There are people throwing public temper tantrums over perceived social injustces while others in the same ‘unjust’ society are building space hardware in the garage.
Huh.
When the cubesat concept was first announced to the world, the announcement suggested that they could be satellites for the rest of us; they could be so inexpensive to make and launch that we could have our own personal satellite. Who knows, a cottage industry, with cubesats being kit-built in the garage (remember Heathkit?), may have been part of that dream, incredible as it would have seemed a decade and a half ago.
From what I have been seeing, including Joe Latrell’s work, this is becoming true. Alba Orbital and a few other companies are working on this kind of inexpensive, easy access to space.
The initial idea for the cubesat was to standardize student-built satellites around the world to reduce the complexity of mounting and releasing these satellites as secondary payloads piggybacking on the big rockets. It was quickly realized that such a standard satellite and a standard release mechanism made this class of satellite desirable for more than just students. Now, the military, NASA, NSA, many companies, and other countries also choose this standard as a space platform.

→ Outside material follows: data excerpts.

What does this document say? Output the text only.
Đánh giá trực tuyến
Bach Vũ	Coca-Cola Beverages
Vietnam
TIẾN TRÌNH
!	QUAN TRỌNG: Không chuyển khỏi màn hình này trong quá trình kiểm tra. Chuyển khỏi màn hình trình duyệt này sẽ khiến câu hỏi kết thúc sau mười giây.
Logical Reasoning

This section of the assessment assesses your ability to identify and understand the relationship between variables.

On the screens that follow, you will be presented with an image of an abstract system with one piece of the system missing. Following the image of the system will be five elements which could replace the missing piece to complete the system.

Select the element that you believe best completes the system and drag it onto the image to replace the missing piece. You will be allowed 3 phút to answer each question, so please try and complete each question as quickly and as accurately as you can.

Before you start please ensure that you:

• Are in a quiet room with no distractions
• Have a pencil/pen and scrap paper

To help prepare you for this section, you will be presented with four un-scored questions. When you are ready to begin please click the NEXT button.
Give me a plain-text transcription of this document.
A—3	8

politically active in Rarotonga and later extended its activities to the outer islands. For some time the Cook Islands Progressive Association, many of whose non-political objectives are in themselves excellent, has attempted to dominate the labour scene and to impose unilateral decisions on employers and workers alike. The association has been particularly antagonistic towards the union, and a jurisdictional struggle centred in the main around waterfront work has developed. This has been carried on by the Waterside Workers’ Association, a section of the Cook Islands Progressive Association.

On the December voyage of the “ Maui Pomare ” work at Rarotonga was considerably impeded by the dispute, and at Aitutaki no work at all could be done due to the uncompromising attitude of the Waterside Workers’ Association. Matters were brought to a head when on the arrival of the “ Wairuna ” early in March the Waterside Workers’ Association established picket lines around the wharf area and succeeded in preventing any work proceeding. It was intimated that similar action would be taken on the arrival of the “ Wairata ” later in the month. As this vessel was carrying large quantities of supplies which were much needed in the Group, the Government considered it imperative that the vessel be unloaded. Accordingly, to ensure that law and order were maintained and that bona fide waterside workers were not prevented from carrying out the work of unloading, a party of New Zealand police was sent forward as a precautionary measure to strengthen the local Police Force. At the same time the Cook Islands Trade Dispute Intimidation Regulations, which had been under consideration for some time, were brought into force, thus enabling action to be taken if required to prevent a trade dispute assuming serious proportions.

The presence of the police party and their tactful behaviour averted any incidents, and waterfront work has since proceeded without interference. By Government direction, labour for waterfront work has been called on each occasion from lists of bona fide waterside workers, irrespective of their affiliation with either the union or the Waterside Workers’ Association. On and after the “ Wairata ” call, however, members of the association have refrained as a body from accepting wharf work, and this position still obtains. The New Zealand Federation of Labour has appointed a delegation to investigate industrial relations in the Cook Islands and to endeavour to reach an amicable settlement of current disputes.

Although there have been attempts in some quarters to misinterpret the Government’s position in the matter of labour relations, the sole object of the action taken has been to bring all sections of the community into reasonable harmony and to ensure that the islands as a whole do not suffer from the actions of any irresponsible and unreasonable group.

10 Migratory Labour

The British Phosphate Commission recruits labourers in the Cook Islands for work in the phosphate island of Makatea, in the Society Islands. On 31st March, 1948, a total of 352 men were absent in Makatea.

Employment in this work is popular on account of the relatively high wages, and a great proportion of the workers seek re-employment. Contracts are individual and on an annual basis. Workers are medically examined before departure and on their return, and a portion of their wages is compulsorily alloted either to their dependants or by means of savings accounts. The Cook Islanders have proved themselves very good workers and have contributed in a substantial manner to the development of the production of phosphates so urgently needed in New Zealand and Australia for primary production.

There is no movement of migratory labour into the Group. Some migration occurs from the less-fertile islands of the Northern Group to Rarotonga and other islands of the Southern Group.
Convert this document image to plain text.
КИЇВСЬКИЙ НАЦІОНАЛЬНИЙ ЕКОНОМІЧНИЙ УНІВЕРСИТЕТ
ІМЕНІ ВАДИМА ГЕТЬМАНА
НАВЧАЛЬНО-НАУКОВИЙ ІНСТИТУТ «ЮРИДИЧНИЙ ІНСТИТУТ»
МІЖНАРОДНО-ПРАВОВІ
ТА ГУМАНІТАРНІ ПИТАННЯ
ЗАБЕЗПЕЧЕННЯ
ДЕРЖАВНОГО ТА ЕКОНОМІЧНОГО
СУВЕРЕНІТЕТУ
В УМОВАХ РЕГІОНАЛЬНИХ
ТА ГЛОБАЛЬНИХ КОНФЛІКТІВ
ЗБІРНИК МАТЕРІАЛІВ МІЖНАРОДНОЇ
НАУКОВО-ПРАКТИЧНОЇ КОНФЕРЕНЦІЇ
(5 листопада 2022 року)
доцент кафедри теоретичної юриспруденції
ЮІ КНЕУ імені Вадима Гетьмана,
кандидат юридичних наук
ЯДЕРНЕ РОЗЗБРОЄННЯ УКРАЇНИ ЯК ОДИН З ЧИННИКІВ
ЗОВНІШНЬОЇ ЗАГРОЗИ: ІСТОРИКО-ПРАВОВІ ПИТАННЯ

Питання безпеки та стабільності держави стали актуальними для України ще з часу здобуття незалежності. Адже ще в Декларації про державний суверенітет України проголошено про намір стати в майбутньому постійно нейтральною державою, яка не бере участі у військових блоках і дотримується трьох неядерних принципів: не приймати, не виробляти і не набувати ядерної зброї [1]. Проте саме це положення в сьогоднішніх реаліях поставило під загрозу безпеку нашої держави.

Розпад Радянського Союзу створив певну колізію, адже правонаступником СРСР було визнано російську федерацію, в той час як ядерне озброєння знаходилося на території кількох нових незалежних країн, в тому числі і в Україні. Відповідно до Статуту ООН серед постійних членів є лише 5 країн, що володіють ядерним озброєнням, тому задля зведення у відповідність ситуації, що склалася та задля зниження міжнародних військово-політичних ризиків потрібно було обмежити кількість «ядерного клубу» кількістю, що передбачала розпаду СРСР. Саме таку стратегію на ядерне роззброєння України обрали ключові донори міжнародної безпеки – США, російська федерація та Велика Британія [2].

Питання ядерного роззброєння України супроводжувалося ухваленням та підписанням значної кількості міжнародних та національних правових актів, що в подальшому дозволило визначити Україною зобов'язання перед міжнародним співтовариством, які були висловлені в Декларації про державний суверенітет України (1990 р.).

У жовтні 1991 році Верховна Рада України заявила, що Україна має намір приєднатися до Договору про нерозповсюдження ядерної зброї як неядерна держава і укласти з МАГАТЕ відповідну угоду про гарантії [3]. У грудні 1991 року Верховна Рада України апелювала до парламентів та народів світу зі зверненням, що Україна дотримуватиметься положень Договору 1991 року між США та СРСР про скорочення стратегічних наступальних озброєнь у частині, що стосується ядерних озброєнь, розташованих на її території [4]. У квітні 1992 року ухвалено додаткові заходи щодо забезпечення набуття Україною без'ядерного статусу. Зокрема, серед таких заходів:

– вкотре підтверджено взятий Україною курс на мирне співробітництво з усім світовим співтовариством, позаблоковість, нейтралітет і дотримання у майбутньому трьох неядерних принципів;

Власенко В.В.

As engineers, such as Joe, and companies find ways to make cubesats and smallsats even less expensive and easier to build, launch, and use, satellites have started becoming smaller and easier to replace as technology advances make them obsolete. Because they are less expensive, these satellites can have short-term missions and have been used as technology test-beds. As Robert has been showing us, over the years, several launch companies are building small rockets to launch these small satellites into useful (non-piggyback) orbits.
In addition to the commercialization of launches and of manned spaceflight, as Joe and Robert noted, this is another part of the space industry that is so exciting, right now, largely because of people like Joe taking the initiative to innovate solutions for reducing the costs and complexities of cubesats and smallsats.
The headline on the latest Space News print edition: “The Evolving Smallsat Ecosystem: Small satellites are at the center of a space industry transformation”
Online coverage of the 2018 AIAA/Utah State Small Satellite Conference:
https://spacenews.com/section/small-satellite-2018/
Now that the launch industry has a way to move forward without the expense of the old way of doing business there is a growth opportunity for CubeSats to take off & blossom into an open ended business. This will reverberate through the “standard” sized satellite market making more opportunities. All providing market for the launch industry. This is the way forward to a more vibrant economic path. Which will set the foundation for further advancement such as space stations. I can see, soon, the need for a basic space station component, cubed shaped, with six docking ports, one on each face. Bet these units become as common as VW bugs.
Pocket Cube is an even more economical version of cube-sat
5cm on a side
I have big hopes for this version
because it is truly small and cheap to launch
The mention of HeathKit sure took me back! I built a HeathKit PC once, at the kitchen table no less, and the thing worked right off the bat! Maybe someday I’ll be able to buy a sat kit off the shelf, launch included?